The other misdemeanor involved grabbing another woman's buttocks at a May 25 rally to clean up Fiesta Island in Mission Bay. The probation report says the woman was posing with the mayor for a photograph taken by her mother.
"Clearly, the defendant's efforts to avoid detection by witnesses suggest he was aware his behaviors and intended actions were wrong and most certainly inappropriate," Charles Ledbetter, a San Diego County senior probation officer, wrote in his report.
Filner disappeared from public view after leaving office Aug. 30, less than nine months into a four-year term. His attorney said Filner has been jogging daily, attending two counseling sessions a week and relying on family for moral support. He said Filner hoped to write about his experiences as a 1960s civil rights activist and member of Congress.

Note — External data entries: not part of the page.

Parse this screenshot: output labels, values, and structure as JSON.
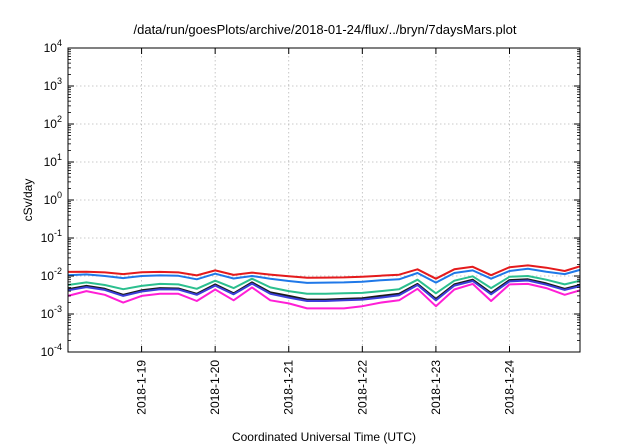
{
  "chart_data": {
    "type": "line",
    "title": "/data/run/goesPlots/archive/2018-01-24/flux/../bryn/7daysMars.plot",
    "xlabel": "Coordinated Universal Time (UTC)",
    "ylabel": "cSv/day",
    "x_range": [
      "2018-01-18T00:00",
      "2018-01-24T23:00"
    ],
    "x_ticks": [
      "2018-1-19",
      "2018-1-20",
      "2018-1-21",
      "2018-1-22",
      "2018-1-23",
      "2018-1-24"
    ],
    "y_scale": "log",
    "ylim": [
      0.0001,
      10000
    ],
    "y_ticks": [
      {
        "base": "10",
        "exp": "-4"
      },
      {
        "base": "10",
        "exp": "-3"
      },
      {
        "base": "10",
        "exp": "-2"
      },
      {
        "base": "10",
        "exp": "-1"
      },
      {
        "base": "10",
        "exp": "0"
      },
      {
        "base": "10",
        "exp": "1"
      },
      {
        "base": "10",
        "exp": "2"
      },
      {
        "base": "10",
        "exp": "3"
      },
      {
        "base": "10",
        "exp": "4"
      }
    ],
    "grid": true,
    "series": [
      {
        "color": "#e41a1c",
        "points": [
          [
            "2018-01-18T00:00",
            0.0128
          ],
          [
            "2018-01-18T06:00",
            0.013
          ],
          [
            "2018-01-18T12:00",
            0.0124
          ],
          [
            "2018-01-18T18:00",
            0.0112
          ],
          [
            "2018-01-19T00:00",
            0.0125
          ],
          [
            "2018-01-19T06:00",
            0.0128
          ],
          [
            "2018-01-19T12:00",
            0.0124
          ],
          [
            "2018-01-19T18:00",
            0.0104
          ],
          [
            "2018-01-20T00:00",
            0.014
          ],
          [
            "2018-01-20T06:00",
            0.0107
          ],
          [
            "2018-01-20T12:00",
            0.0123
          ],
          [
            "2018-01-20T18:00",
            0.0109
          ],
          [
            "2018-01-21T00:00",
            0.0098
          ],
          [
            "2018-01-21T06:00",
            0.009
          ],
          [
            "2018-01-21T12:00",
            0.0091
          ],
          [
            "2018-01-21T18:00",
            0.0092
          ],
          [
            "2018-01-22T00:00",
            0.0096
          ],
          [
            "2018-01-22T06:00",
            0.0102
          ],
          [
            "2018-01-22T12:00",
            0.0108
          ],
          [
            "2018-01-22T18:00",
            0.015
          ],
          [
            "2018-01-23T00:00",
            0.0085
          ],
          [
            "2018-01-23T06:00",
            0.015
          ],
          [
            "2018-01-23T12:00",
            0.0175
          ],
          [
            "2018-01-23T18:00",
            0.0105
          ],
          [
            "2018-01-24T00:00",
            0.017
          ],
          [
            "2018-01-24T06:00",
            0.019
          ],
          [
            "2018-01-24T12:00",
            0.0165
          ],
          [
            "2018-01-24T18:00",
            0.0135
          ],
          [
            "2018-01-24T23:00",
            0.018
          ]
        ]
      },
      {
        "color": "#1f78e8",
        "points": [
          [
            "2018-01-18T00:00",
            0.0105
          ],
          [
            "2018-01-18T06:00",
            0.011
          ],
          [
            "2018-01-18T12:00",
            0.01
          ],
          [
            "2018-01-18T18:00",
            0.0088
          ],
          [
            "2018-01-19T00:00",
            0.01
          ],
          [
            "2018-01-19T06:00",
            0.0104
          ],
          [
            "2018-01-19T12:00",
            0.0101
          ],
          [
            "2018-01-19T18:00",
            0.0082
          ],
          [
            "2018-01-20T00:00",
            0.0115
          ],
          [
            "2018-01-20T06:00",
            0.0086
          ],
          [
            "2018-01-20T12:00",
            0.01
          ],
          [
            "2018-01-20T18:00",
            0.0085
          ],
          [
            "2018-01-21T00:00",
            0.0074
          ],
          [
            "2018-01-21T06:00",
            0.0066
          ],
          [
            "2018-01-21T12:00",
            0.0067
          ],
          [
            "2018-01-21T18:00",
            0.0068
          ],
          [
            "2018-01-22T00:00",
            0.0071
          ],
          [
            "2018-01-22T06:00",
            0.0077
          ],
          [
            "2018-01-22T12:00",
            0.0082
          ],
          [
            "2018-01-22T18:00",
            0.012
          ],
          [
            "2018-01-23T00:00",
            0.0067
          ],
          [
            "2018-01-23T06:00",
            0.012
          ],
          [
            "2018-01-23T12:00",
            0.014
          ],
          [
            "2018-01-23T18:00",
            0.0085
          ],
          [
            "2018-01-24T00:00",
            0.0135
          ],
          [
            "2018-01-24T06:00",
            0.0155
          ],
          [
            "2018-01-24T12:00",
            0.013
          ],
          [
            "2018-01-24T18:00",
            0.0112
          ],
          [
            "2018-01-24T23:00",
            0.0145
          ]
        ]
      },
      {
        "color": "#2bbf8e",
        "points": [
          [
            "2018-01-18T00:00",
            0.0058
          ],
          [
            "2018-01-18T06:00",
            0.0068
          ],
          [
            "2018-01-18T12:00",
            0.0058
          ],
          [
            "2018-01-18T18:00",
            0.0045
          ],
          [
            "2018-01-19T00:00",
            0.0055
          ],
          [
            "2018-01-19T06:00",
            0.0062
          ],
          [
            "2018-01-19T12:00",
            0.006
          ],
          [
            "2018-01-19T18:00",
            0.0046
          ],
          [
            "2018-01-20T00:00",
            0.0075
          ],
          [
            "2018-01-20T06:00",
            0.0048
          ],
          [
            "2018-01-20T12:00",
            0.0085
          ],
          [
            "2018-01-20T18:00",
            0.005
          ],
          [
            "2018-01-21T00:00",
            0.004
          ],
          [
            "2018-01-21T06:00",
            0.0034
          ],
          [
            "2018-01-21T12:00",
            0.0034
          ],
          [
            "2018-01-21T18:00",
            0.0035
          ],
          [
            "2018-01-22T00:00",
            0.0036
          ],
          [
            "2018-01-22T06:00",
            0.004
          ],
          [
            "2018-01-22T12:00",
            0.0045
          ],
          [
            "2018-01-22T18:00",
            0.008
          ],
          [
            "2018-01-23T00:00",
            0.0035
          ],
          [
            "2018-01-23T06:00",
            0.0075
          ],
          [
            "2018-01-23T12:00",
            0.0098
          ],
          [
            "2018-01-23T18:00",
            0.0048
          ],
          [
            "2018-01-24T00:00",
            0.0095
          ],
          [
            "2018-01-24T06:00",
            0.01
          ],
          [
            "2018-01-24T12:00",
            0.008
          ],
          [
            "2018-01-24T18:00",
            0.006
          ],
          [
            "2018-01-24T23:00",
            0.0075
          ]
        ]
      },
      {
        "color": "#1a1a1a",
        "points": [
          [
            "2018-01-18T00:00",
            0.0045
          ],
          [
            "2018-01-18T06:00",
            0.0055
          ],
          [
            "2018-01-18T12:00",
            0.0046
          ],
          [
            "2018-01-18T18:00",
            0.0032
          ],
          [
            "2018-01-19T00:00",
            0.0042
          ],
          [
            "2018-01-19T06:00",
            0.0048
          ],
          [
            "2018-01-19T12:00",
            0.0047
          ],
          [
            "2018-01-19T18:00",
            0.0034
          ],
          [
            "2018-01-20T00:00",
            0.006
          ],
          [
            "2018-01-20T06:00",
            0.0035
          ],
          [
            "2018-01-20T12:00",
            0.0068
          ],
          [
            "2018-01-20T18:00",
            0.0037
          ],
          [
            "2018-01-21T00:00",
            0.003
          ],
          [
            "2018-01-21T06:00",
            0.0024
          ],
          [
            "2018-01-21T12:00",
            0.0024
          ],
          [
            "2018-01-21T18:00",
            0.0025
          ],
          [
            "2018-01-22T00:00",
            0.0026
          ],
          [
            "2018-01-22T06:00",
            0.003
          ],
          [
            "2018-01-22T12:00",
            0.0034
          ],
          [
            "2018-01-22T18:00",
            0.0062
          ],
          [
            "2018-01-23T00:00",
            0.0025
          ],
          [
            "2018-01-23T06:00",
            0.006
          ],
          [
            "2018-01-23T12:00",
            0.008
          ],
          [
            "2018-01-23T18:00",
            0.0036
          ],
          [
            "2018-01-24T00:00",
            0.0078
          ],
          [
            "2018-01-24T06:00",
            0.0082
          ],
          [
            "2018-01-24T12:00",
            0.0064
          ],
          [
            "2018-01-24T18:00",
            0.0046
          ],
          [
            "2018-01-24T23:00",
            0.0058
          ]
        ]
      },
      {
        "color": "#3b3fd8",
        "points": [
          [
            "2018-01-18T00:00",
            0.0042
          ],
          [
            "2018-01-18T06:00",
            0.0051
          ],
          [
            "2018-01-18T12:00",
            0.0043
          ],
          [
            "2018-01-18T18:00",
            0.003
          ],
          [
            "2018-01-19T00:00",
            0.0039
          ],
          [
            "2018-01-19T06:00",
            0.0045
          ],
          [
            "2018-01-19T12:00",
            0.0044
          ],
          [
            "2018-01-19T18:00",
            0.0032
          ],
          [
            "2018-01-20T00:00",
            0.0056
          ],
          [
            "2018-01-20T06:00",
            0.0033
          ],
          [
            "2018-01-20T12:00",
            0.0063
          ],
          [
            "2018-01-20T18:00",
            0.0034
          ],
          [
            "2018-01-21T00:00",
            0.0027
          ],
          [
            "2018-01-21T06:00",
            0.0022
          ],
          [
            "2018-01-21T12:00",
            0.0022
          ],
          [
            "2018-01-21T18:00",
            0.0023
          ],
          [
            "2018-01-22T00:00",
            0.0024
          ],
          [
            "2018-01-22T06:00",
            0.0027
          ],
          [
            "2018-01-22T12:00",
            0.0031
          ],
          [
            "2018-01-22T18:00",
            0.0058
          ],
          [
            "2018-01-23T00:00",
            0.0023
          ],
          [
            "2018-01-23T06:00",
            0.0056
          ],
          [
            "2018-01-23T12:00",
            0.0074
          ],
          [
            "2018-01-23T18:00",
            0.0033
          ],
          [
            "2018-01-24T00:00",
            0.0072
          ],
          [
            "2018-01-24T06:00",
            0.0076
          ],
          [
            "2018-01-24T12:00",
            0.0059
          ],
          [
            "2018-01-24T18:00",
            0.0043
          ],
          [
            "2018-01-24T23:00",
            0.0054
          ]
        ]
      },
      {
        "color": "#ff1fd6",
        "points": [
          [
            "2018-01-18T00:00",
            0.003
          ],
          [
            "2018-01-18T06:00",
            0.004
          ],
          [
            "2018-01-18T12:00",
            0.0032
          ],
          [
            "2018-01-18T18:00",
            0.002
          ],
          [
            "2018-01-19T00:00",
            0.003
          ],
          [
            "2018-01-19T06:00",
            0.0034
          ],
          [
            "2018-01-19T12:00",
            0.0034
          ],
          [
            "2018-01-19T18:00",
            0.0022
          ],
          [
            "2018-01-20T00:00",
            0.0044
          ],
          [
            "2018-01-20T06:00",
            0.0023
          ],
          [
            "2018-01-20T12:00",
            0.005
          ],
          [
            "2018-01-20T18:00",
            0.0023
          ],
          [
            "2018-01-21T00:00",
            0.0019
          ],
          [
            "2018-01-21T06:00",
            0.0014
          ],
          [
            "2018-01-21T12:00",
            0.0014
          ],
          [
            "2018-01-21T18:00",
            0.0014
          ],
          [
            "2018-01-22T00:00",
            0.0016
          ],
          [
            "2018-01-22T06:00",
            0.002
          ],
          [
            "2018-01-22T12:00",
            0.0023
          ],
          [
            "2018-01-22T18:00",
            0.0046
          ],
          [
            "2018-01-23T00:00",
            0.0016
          ],
          [
            "2018-01-23T06:00",
            0.0044
          ],
          [
            "2018-01-23T12:00",
            0.0062
          ],
          [
            "2018-01-23T18:00",
            0.0022
          ],
          [
            "2018-01-24T00:00",
            0.006
          ],
          [
            "2018-01-24T06:00",
            0.0062
          ],
          [
            "2018-01-24T12:00",
            0.0048
          ],
          [
            "2018-01-24T18:00",
            0.0032
          ],
          [
            "2018-01-24T23:00",
            0.0042
          ]
        ]
      }
    ]
  }
}
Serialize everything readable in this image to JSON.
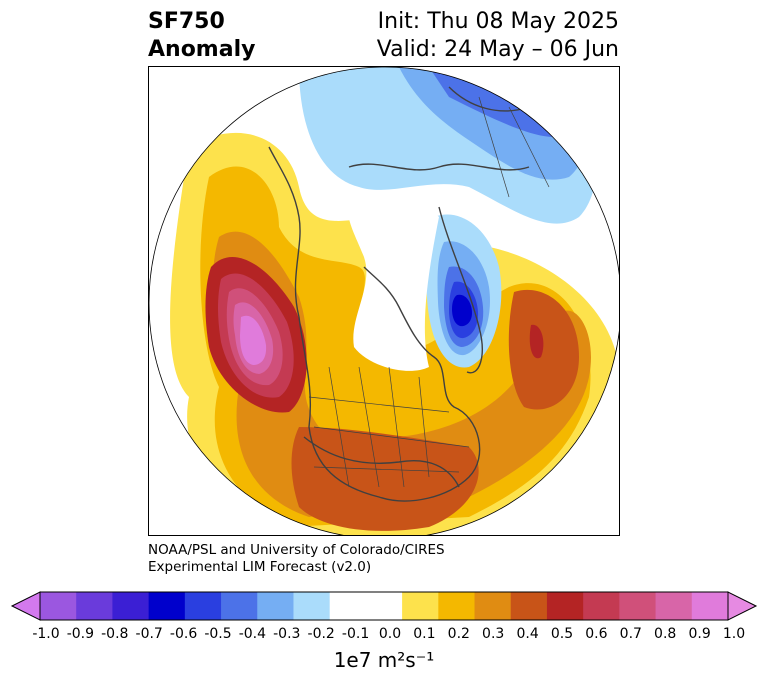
{
  "title": {
    "left_line1": "SF750",
    "left_line2": "Anomaly",
    "right_line1": "Init: Thu 08 May 2025",
    "right_line2": "Valid: 24 May – 06 Jun"
  },
  "credit": {
    "line1": "NOAA/PSL and University of Colorado/CIRES",
    "line2": "Experimental LIM Forecast (v2.0)"
  },
  "colorbar": {
    "label": "1e7 m²s⁻¹",
    "ticks": [
      "-1.0",
      "-0.9",
      "-0.8",
      "-0.7",
      "-0.6",
      "-0.5",
      "-0.4",
      "-0.3",
      "-0.2",
      "-0.1",
      "0.0",
      "0.1",
      "0.2",
      "0.3",
      "0.4",
      "0.5",
      "0.6",
      "0.7",
      "0.8",
      "0.9",
      "1.0"
    ],
    "colors": [
      "#9b57e0",
      "#6a3bdb",
      "#3b1fd4",
      "#0000cc",
      "#2a3fe0",
      "#4c72e8",
      "#75aef3",
      "#aadcfb",
      "#ffffff",
      "#ffffff",
      "#fde24c",
      "#f4b800",
      "#e08c12",
      "#c85418",
      "#b42424",
      "#c43a52",
      "#d0507a",
      "#d865a8",
      "#e07bdb"
    ],
    "over_color": "#e68ae2",
    "under_color": "#d379ee"
  },
  "map": {
    "projection": "north-polar-stereographic",
    "field": "streamfunction-750hPa-anomaly"
  }
}
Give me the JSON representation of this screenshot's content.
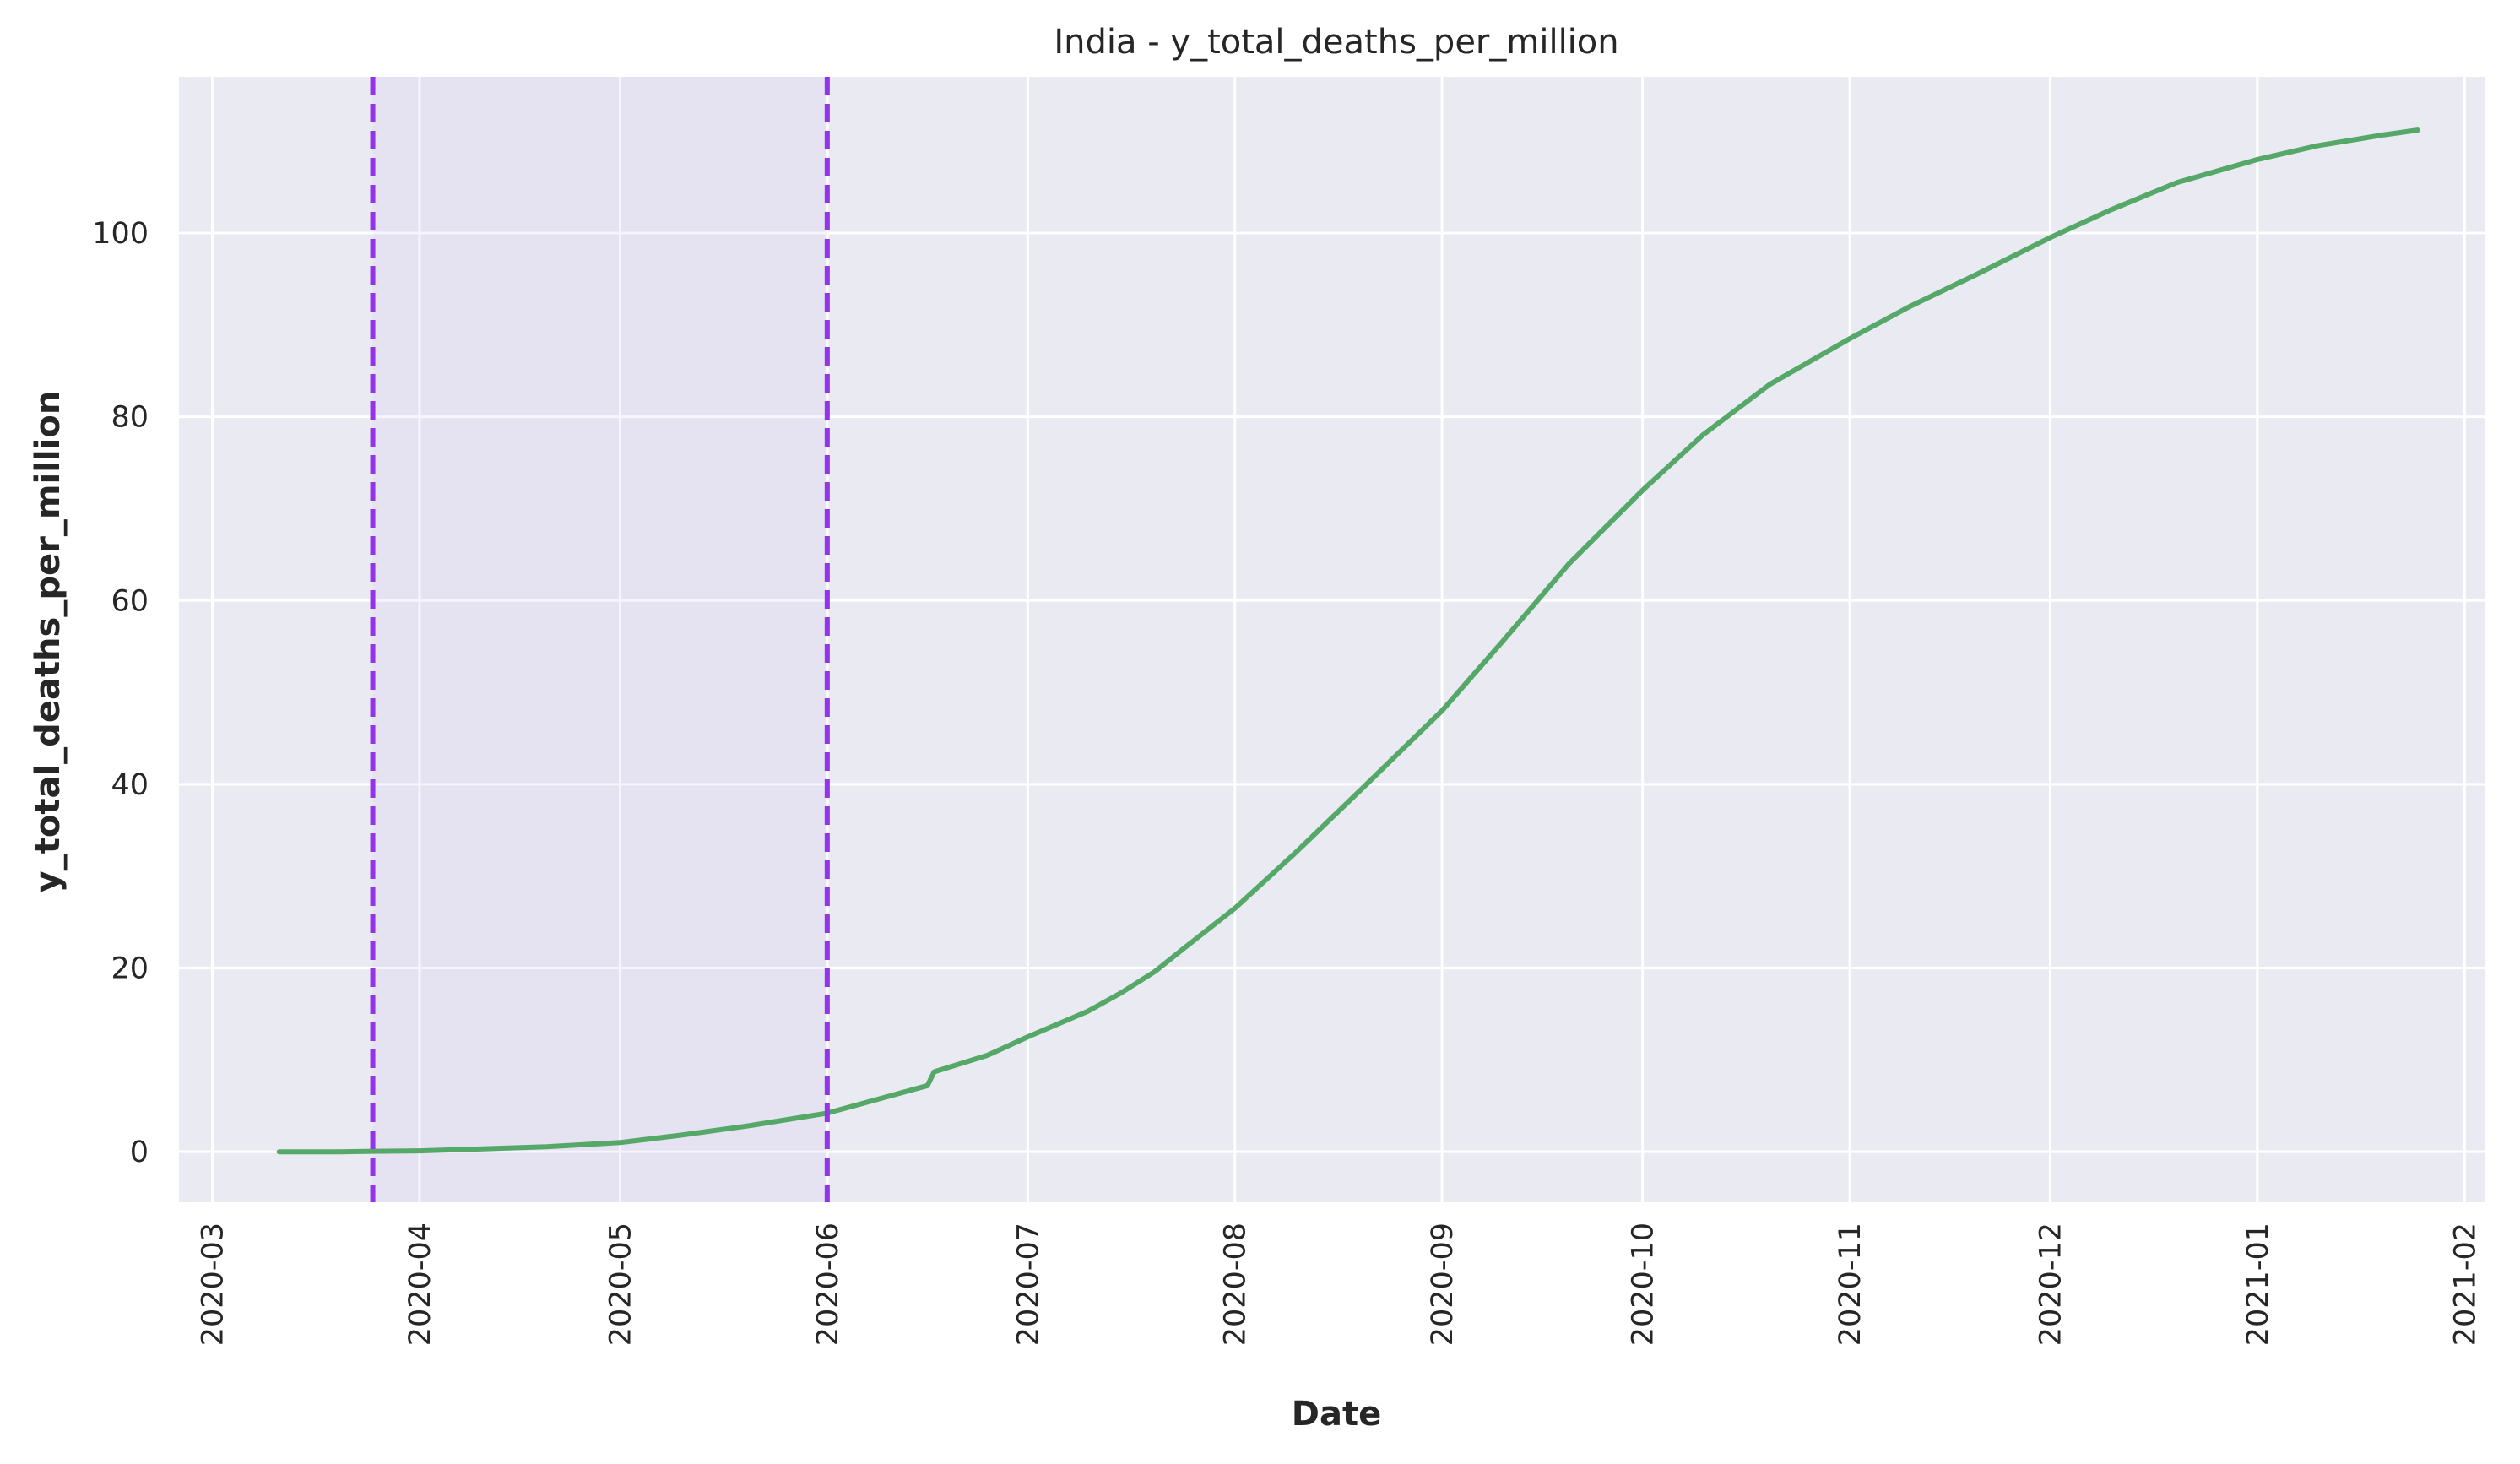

Filner was undergoing psychiatric counseling and taking medications prescribed by congressional doctors "to help stabilize his mood and safeguard his mental health," but he dropped medications after becoming mayor, Coughlan wrote to the judge. The attorney didn't elaborate on Filner's mental health issues in his memo and didn't immediately respond to a phone message seeking further comment.
The charges do not involve Filner's former communications director, Irene McCormack Jackson, who expedited the mayor's downfall by becoming the first to go public with sexual harassment allegations in July. She sued Filner and the city, claiming her boss asked her to work without panties, demanded kisses and dragged her in a headlock.
Gloria Allred, McCormack Jackson's attorney, told reporters that Filner was "one lucky man" for being spared jail time. She and McCormack Jackson sat in the front row during sentencing.
Filner was elected San Diego's first Democratic mayor in 20 years, vowing to put neglected neighborhoods ahead of entrenched downtown business interests. Two city councilmen seeking to replace him in a special election runoff — Republican Kevin Faulconer and Democrat David Alvarez — have embraced Filner's neighborhoods-first mantra while scarcely mentioning the former mayor by name.